Un amendement est un texte, déposé par un ou plusieurs députés, qui vise à modifier un projet ou une proposition de loi. Il y a un auteur principal, mais un amendement peut être cosigné par plusieurs députés.

Corentin Le Fur

Corentin Le Fur

Côtes-d'armor (22)

Les votes des députés et des groupes

Exposé des motifs de l'amendement

L'objectif d'un amendement est de modifier ou d'ajouter une mesure d'un projet ou d'une proposition de loi. Le ou les députés qui rédigent l'amendement écrivent également un exposé des motifs.

Depuis plusieurs années, de nombreux éleveurs sont victimes d’intrusions dans leurs bâtiments d’élevage. Ces intrusions sont souvent le fait de militants et se revendiquant d’associations antispécistes cherchant à jeter l’opprobre sur toute une profession

Pour les exploitants agricoles et leurs familles, qui vivent souvent à proximité directe des bâtiments, ces intrusions sont profondément traumatisantes. Elles portent atteinte à leur sécurité, à la sérénité de leurs foyers, à la biosécurité des cheptels et remettent en cause la dignité du travail qu’ils accomplissent au quotidien. 
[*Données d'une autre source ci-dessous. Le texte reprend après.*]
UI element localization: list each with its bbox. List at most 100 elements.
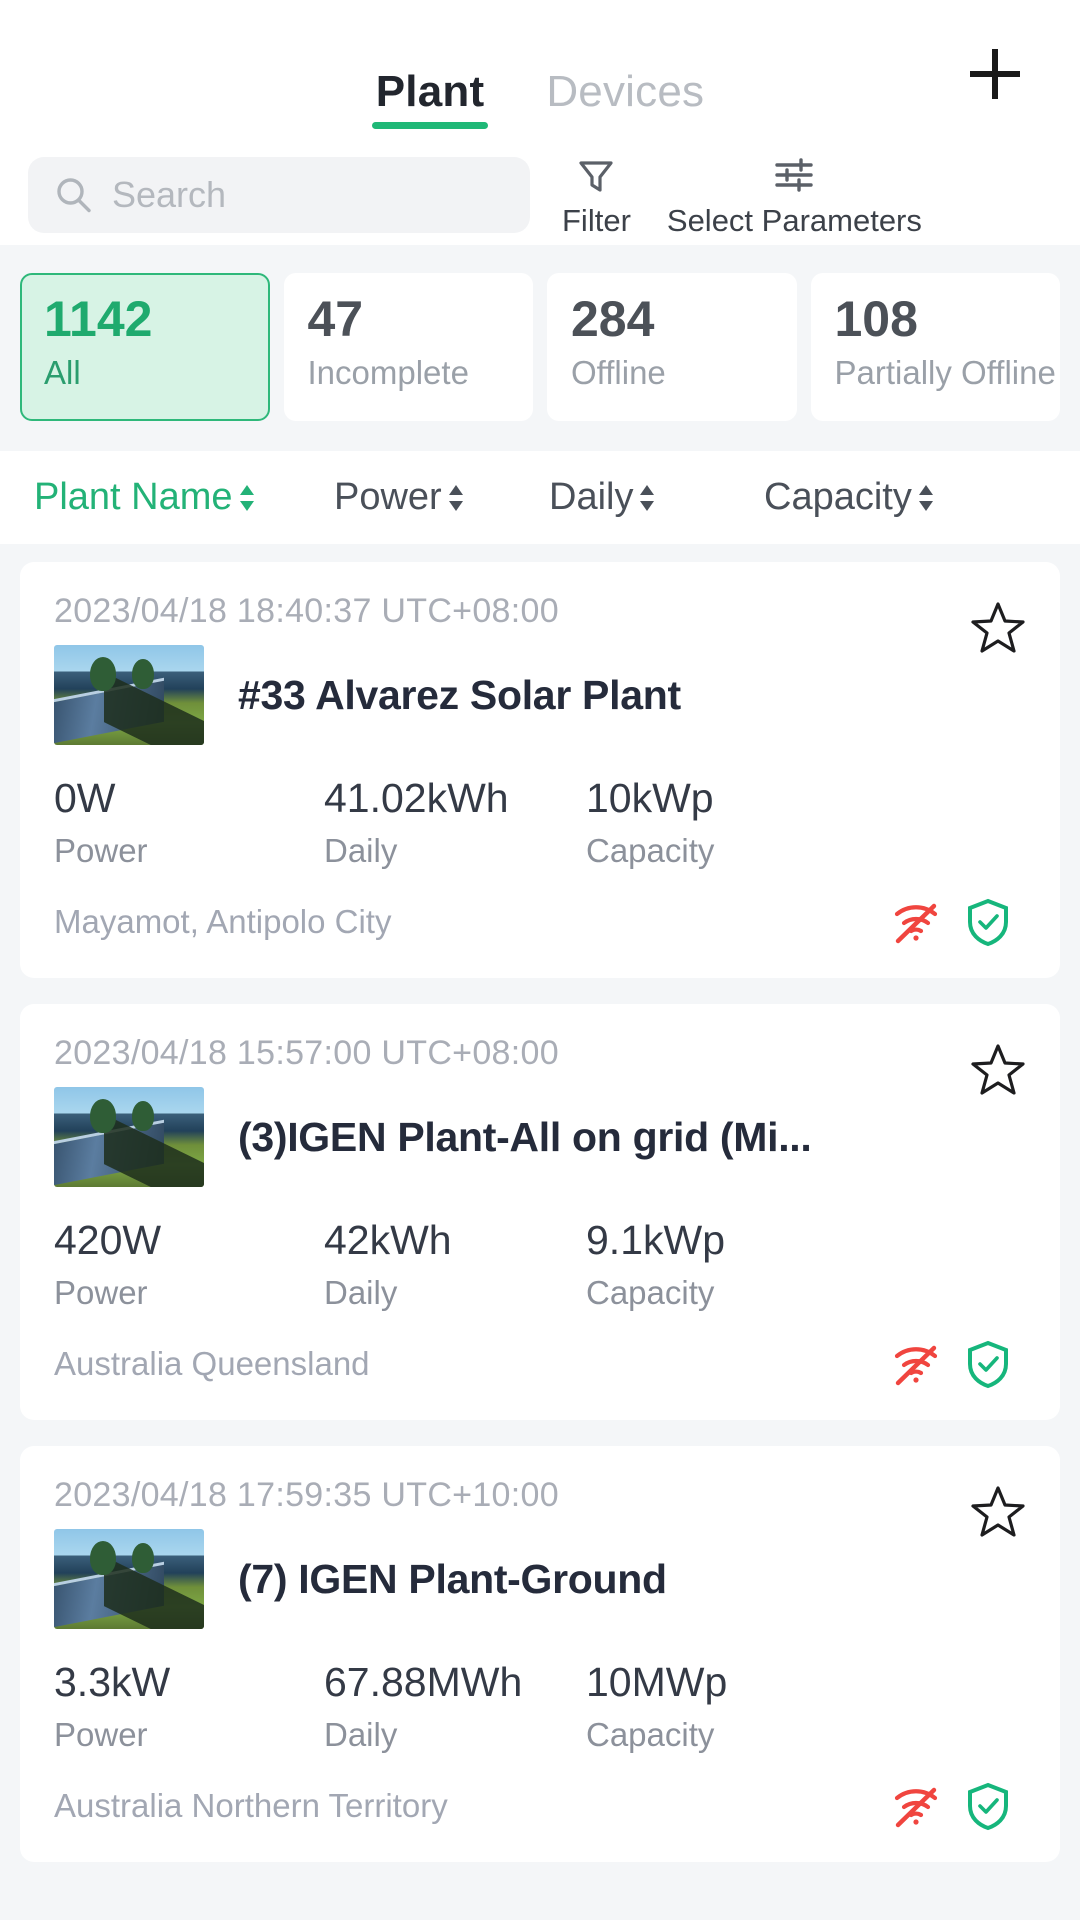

Or, en l’état du droit, ces intrusions demeurent insuffisamment sanctionnées. La décision récemment rendue par le tribunal correctionnel de Saint-Brieuc à la suite d’une intrusion dans un élevage situé à Allineuc, dans les Côtes-d’Armor, en est l’illustration. Dans cette affaire, les prévenus ont été relaxés au motif que le bâtiment d’élevage concerné ne pouvait être qualifié de domicile au sens de l’article 226‑4 du code pénal.

Afin de protéger les éleveurs, et non les individus coupables d’intrusions, le présent amendement propose de modifier l’article 226‑4 du code pénal afin d’assimiler les bâtiments d’élevage à un domicile.